Nel primo periodo i contadini criticano il Governo perché trovano che i campi e i pozzi sono troppo lontani dalle nuove abitazioni le quali sono costruite su terreno fertile che, quindi non potrà più essere coltivato, inoltre, le case sono troppo vicine per persone abituate a vivere a centinaia di metri di distanza, ed, infine, gli aiuti promessi dal Governo non arrivano. Dopo la scelta ujamaa i risultati ancora non sono incoraggianti: i profitti diminuiscono invece di aumentare come era stato propagandato; non c'è una reale uguaglianza: la distribuzione della terra, del bestiame, dei profitti e dell'istruzione non è equa; le promesse del Governo (ad es. l'ospedale e l'acqua) non sono mantenute e la corruzione è diffusa a tutti i livelli: dai geometri incaricati di fissare le aree dei nuovi villaggi agli amministratori dei villaggi, del distretto, ai parlamentari. Ma col passare del tempo i burocrati vengono sostituiti e le cose cominciano ad andare meglio. I villaggi che hanno effettuato la scelta socialista si danno una struttura tale che permette loro di avere una vita economica autonoma. Intanto arrivano i primi aiuti dal Governo: l'acqua, il concime (che però ancora incontra la diffidenza dei contadini) e un trattore. Lo scrittore, nel finale, lascia supporre che anche gli altri villaggi, come Kisole nel romanzo, finiscono per scegliere di trasformarsi in villaggio socialista.

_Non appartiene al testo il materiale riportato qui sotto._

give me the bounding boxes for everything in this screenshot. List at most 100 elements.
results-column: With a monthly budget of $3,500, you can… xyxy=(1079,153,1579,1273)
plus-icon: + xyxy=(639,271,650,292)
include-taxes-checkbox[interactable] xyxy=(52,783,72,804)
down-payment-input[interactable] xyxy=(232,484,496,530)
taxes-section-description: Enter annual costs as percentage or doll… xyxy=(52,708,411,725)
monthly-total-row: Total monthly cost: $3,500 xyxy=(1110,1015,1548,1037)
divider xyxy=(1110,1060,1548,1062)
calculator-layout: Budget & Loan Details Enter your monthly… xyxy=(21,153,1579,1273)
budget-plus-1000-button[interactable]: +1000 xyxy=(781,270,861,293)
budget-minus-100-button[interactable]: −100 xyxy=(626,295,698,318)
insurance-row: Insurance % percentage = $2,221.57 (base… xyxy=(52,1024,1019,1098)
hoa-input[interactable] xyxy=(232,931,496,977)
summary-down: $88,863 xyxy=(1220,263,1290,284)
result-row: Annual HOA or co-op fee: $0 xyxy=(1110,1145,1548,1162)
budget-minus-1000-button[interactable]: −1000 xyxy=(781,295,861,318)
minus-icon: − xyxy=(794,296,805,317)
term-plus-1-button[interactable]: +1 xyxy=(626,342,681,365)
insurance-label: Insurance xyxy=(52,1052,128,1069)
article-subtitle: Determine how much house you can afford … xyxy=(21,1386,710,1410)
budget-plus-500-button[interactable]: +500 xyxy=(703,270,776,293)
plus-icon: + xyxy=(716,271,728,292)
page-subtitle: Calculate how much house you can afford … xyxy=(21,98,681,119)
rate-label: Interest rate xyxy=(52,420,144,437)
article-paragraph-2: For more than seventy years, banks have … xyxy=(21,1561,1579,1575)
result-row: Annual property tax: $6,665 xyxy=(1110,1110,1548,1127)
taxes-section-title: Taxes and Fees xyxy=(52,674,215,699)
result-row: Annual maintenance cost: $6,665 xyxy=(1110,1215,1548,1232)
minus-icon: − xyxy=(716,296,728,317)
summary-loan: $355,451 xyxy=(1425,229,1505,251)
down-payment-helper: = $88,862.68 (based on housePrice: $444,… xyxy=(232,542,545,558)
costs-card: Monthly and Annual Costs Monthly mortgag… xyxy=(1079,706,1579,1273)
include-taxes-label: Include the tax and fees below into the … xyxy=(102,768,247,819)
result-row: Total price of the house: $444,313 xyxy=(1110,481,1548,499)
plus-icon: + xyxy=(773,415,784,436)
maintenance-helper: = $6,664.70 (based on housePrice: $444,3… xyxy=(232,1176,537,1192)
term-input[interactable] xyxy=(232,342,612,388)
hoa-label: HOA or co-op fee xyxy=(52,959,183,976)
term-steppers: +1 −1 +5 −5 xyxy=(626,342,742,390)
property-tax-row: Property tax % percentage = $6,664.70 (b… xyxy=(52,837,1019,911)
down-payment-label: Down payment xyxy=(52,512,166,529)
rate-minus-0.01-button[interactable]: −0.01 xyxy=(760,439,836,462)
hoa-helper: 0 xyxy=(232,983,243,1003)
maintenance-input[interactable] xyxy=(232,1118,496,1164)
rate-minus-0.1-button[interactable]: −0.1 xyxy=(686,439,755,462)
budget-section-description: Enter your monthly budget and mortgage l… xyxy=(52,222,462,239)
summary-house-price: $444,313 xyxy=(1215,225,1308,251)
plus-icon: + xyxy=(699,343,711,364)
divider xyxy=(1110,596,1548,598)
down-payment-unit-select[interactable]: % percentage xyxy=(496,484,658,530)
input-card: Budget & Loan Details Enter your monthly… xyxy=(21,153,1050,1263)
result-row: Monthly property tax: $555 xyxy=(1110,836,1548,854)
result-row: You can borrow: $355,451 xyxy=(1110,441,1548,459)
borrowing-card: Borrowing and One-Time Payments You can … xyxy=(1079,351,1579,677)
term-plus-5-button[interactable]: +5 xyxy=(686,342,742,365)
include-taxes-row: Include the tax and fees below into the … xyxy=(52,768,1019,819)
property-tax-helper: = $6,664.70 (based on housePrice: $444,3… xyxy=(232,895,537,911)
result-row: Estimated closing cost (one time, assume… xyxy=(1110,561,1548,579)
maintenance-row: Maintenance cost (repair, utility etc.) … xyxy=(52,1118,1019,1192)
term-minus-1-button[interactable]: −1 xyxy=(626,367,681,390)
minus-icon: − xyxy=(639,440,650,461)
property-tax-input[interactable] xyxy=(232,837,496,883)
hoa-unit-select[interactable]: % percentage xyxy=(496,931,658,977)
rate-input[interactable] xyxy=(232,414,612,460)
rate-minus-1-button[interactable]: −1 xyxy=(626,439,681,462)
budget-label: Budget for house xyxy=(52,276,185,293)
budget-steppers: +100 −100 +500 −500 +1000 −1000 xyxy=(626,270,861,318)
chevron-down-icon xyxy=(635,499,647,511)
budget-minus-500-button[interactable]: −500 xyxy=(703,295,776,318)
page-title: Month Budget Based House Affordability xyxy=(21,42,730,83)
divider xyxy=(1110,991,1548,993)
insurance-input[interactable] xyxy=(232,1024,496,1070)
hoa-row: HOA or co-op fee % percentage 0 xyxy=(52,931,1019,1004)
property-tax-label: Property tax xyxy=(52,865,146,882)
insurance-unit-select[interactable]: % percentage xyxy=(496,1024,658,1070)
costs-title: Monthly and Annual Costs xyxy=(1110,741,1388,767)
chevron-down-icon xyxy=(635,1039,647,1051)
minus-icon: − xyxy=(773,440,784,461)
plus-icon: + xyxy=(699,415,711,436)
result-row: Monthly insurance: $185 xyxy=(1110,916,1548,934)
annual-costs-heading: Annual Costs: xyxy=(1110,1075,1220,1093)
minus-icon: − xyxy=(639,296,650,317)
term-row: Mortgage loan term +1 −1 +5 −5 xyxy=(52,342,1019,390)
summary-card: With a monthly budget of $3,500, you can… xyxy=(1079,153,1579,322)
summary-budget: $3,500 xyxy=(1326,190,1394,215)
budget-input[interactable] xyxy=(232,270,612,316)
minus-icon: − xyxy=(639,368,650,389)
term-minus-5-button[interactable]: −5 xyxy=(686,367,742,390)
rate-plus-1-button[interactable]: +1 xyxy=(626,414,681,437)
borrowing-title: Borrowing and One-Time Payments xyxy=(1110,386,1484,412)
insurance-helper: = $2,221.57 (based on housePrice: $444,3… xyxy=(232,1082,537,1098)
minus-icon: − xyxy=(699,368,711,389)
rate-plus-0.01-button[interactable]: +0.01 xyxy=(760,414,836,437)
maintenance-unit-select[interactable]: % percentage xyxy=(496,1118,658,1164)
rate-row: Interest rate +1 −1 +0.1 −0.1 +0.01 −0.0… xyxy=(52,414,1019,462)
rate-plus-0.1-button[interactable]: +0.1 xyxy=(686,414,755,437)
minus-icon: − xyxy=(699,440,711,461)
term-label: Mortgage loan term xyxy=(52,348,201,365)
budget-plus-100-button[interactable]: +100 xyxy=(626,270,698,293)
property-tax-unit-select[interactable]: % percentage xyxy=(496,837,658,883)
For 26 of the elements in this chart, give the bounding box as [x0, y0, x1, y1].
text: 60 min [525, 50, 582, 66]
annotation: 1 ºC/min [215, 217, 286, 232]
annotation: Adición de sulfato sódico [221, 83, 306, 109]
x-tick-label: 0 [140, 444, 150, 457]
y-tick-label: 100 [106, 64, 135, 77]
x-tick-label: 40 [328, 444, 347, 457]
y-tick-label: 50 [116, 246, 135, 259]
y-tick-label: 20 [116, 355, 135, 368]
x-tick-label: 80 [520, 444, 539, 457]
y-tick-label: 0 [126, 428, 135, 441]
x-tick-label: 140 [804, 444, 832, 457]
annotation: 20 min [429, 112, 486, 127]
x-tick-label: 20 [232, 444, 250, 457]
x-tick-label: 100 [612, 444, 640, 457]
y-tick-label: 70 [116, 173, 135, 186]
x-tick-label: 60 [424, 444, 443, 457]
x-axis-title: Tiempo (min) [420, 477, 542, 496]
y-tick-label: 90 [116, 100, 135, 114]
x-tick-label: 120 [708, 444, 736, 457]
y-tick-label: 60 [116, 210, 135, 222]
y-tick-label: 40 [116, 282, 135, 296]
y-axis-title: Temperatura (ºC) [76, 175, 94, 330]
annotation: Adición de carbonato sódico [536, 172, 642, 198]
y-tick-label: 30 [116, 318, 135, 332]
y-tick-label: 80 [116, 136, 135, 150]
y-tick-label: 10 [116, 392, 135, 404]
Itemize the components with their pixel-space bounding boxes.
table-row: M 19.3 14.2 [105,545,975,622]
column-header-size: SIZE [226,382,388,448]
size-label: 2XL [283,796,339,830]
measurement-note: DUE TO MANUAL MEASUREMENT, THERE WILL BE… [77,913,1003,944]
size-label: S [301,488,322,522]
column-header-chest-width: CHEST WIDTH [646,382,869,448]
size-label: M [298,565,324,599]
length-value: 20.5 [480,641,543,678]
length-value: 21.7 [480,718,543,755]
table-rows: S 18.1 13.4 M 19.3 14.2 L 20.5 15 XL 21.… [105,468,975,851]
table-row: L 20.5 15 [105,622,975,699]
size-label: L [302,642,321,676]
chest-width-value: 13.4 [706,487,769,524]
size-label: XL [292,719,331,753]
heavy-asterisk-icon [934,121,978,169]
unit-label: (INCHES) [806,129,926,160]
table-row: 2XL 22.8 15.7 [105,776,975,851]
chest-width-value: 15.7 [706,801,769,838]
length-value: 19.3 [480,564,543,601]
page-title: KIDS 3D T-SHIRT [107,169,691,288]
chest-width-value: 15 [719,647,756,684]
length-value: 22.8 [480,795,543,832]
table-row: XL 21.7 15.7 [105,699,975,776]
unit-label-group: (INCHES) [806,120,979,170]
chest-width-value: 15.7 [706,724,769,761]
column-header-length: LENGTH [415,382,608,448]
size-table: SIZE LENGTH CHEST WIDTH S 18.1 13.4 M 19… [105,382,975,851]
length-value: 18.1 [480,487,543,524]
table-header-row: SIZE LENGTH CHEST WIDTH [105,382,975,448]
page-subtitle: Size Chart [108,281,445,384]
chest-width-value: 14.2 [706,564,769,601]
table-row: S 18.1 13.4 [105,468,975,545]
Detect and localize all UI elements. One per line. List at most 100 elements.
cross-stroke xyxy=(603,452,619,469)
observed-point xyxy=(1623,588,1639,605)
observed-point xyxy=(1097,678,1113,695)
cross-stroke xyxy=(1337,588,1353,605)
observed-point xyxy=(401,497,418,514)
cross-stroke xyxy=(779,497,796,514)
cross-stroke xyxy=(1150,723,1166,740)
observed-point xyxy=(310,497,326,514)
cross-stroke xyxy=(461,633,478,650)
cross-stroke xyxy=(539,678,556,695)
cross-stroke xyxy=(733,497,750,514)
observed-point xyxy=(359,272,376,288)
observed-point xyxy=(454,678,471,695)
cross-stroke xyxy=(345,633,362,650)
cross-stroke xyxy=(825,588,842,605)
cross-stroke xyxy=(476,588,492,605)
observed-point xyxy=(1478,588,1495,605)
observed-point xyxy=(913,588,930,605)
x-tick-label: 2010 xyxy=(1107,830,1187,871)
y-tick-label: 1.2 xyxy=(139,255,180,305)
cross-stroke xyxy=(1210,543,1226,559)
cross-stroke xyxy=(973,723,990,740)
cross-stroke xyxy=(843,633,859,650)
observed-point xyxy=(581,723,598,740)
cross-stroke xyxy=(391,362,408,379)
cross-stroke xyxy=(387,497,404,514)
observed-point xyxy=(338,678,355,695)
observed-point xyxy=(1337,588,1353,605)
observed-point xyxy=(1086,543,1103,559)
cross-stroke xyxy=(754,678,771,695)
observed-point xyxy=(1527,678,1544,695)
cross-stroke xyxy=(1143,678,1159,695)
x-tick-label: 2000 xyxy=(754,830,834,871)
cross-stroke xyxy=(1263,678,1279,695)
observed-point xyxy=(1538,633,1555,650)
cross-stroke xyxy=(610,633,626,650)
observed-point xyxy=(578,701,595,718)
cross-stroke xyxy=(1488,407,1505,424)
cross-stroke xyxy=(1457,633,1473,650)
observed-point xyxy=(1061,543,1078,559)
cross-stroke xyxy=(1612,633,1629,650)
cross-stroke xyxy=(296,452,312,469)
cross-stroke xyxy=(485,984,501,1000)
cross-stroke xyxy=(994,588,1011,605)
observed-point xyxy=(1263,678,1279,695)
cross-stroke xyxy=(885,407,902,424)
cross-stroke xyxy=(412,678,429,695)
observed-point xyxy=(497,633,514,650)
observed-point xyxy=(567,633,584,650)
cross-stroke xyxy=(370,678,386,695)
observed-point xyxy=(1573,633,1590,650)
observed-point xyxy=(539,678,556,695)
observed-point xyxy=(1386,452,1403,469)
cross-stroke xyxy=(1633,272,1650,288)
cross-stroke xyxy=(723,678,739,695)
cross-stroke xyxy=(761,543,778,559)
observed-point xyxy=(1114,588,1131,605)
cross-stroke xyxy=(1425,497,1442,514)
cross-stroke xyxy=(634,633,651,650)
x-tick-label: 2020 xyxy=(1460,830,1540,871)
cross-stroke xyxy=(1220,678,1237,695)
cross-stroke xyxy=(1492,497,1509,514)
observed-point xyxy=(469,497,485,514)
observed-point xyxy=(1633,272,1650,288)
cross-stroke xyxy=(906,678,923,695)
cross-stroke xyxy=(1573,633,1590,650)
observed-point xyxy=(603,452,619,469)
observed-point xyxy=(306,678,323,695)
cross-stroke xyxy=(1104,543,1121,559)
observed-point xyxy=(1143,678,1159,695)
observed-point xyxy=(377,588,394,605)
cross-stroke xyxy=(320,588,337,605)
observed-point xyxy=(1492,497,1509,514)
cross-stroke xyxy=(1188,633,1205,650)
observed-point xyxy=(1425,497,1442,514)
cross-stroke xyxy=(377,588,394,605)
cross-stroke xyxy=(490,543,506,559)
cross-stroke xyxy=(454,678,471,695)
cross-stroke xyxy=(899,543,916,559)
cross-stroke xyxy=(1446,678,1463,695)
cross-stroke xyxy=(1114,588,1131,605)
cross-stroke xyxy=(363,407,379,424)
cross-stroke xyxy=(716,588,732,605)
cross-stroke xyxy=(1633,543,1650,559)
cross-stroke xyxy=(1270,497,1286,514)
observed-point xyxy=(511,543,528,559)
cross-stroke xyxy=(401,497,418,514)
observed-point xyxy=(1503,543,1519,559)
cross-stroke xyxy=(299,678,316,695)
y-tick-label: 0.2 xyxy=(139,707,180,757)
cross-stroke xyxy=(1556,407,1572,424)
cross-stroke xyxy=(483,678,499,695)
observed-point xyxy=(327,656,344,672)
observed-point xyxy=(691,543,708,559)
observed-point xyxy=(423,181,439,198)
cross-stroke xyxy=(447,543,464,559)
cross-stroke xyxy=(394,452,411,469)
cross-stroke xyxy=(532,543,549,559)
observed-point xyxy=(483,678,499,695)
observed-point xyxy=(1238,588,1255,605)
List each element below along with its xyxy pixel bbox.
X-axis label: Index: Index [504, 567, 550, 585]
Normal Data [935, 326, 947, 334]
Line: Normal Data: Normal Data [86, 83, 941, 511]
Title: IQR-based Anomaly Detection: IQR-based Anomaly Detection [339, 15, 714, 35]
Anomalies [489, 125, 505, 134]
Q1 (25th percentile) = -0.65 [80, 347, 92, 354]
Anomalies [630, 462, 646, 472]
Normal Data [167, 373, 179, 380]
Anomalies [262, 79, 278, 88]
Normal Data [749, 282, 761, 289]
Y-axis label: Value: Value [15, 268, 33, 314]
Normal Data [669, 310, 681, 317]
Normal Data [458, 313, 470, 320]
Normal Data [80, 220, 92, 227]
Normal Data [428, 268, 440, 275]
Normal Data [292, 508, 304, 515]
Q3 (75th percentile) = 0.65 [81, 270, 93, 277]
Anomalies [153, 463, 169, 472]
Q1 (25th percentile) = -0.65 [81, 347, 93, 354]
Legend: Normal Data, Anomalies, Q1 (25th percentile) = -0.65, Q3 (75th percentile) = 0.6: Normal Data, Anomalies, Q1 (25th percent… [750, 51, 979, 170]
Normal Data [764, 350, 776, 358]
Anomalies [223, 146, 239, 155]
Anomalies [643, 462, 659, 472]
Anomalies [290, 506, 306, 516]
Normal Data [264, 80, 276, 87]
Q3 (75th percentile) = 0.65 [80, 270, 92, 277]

In questo quadro Kezilahabi inserisce pochi personaggi rispetto ai precedenti romanzi e sono tutti tipizzati. I principali sono Mamboleo e Mambosasa, due giovani insegnanti allontanati dal lavoro e puniti a vivere fra la gente del villaggio, da cui sono impazienti di evadere. Di questi personaggi scrive ben poco, sono appena abbozzati, piatti, cioè costruiti attorno all'idea che il romanziere vuole divulgare. E' l'utilizzazione di questi due personaggi che più suggerisce la tecnica e lo spirito degli ngonjera [Forma poetica con cui, utilizzando domande e risposte di due immaginari interlocutori, l'autore cerca d'influenzare esplicitamente il lettore o l'ascoltatore (spesso, infatti, lo 'ngonjera' è scritto per essere declamato). Lo 'ngonjera' è molto usato per dare insegnamenti morali o per indottrinare, ad es. per diffondere l'ideologia 'ujamaa'. Per una panoramica delle varie definizioni di questa forma poetica vd. C.S.Mwakasaka, "Ngonjera", in Umma (Dar es Salaam), 6, 2, 1976, 135-139], che Kezilahabi sfrutta in tutti i suoi romanzi. Le critiche alla realizzazione del programma ujamaa sono espresse tramite Mamboleo, che, come suggerisce il suo nome, rappresenta una posizione moderata e che è sostenitore di metodi persuasivi basati sul dialogo con il popolo e contrario alla coercizione, ai trasferimenti forzati. Mambosasa, anche in questo il personaggio è significativo, più impaziente e meno preparato politicamente, è quello che più rappresenta la classe dirigente corrotta e ambiziosa. Eletto Presidente del villaggio, grazie all'aiuto di suo padre, lo stimato Farjalla, sperpera il denaro pubblico e poco si preoccupa di una giusta amministrazione del villaggio socialista Bucho. Tenta invano di diventare un importante uomo politico ed, infine, riesce a lasciare il villaggio per andare ad insegnare in un capoluogo di provincia.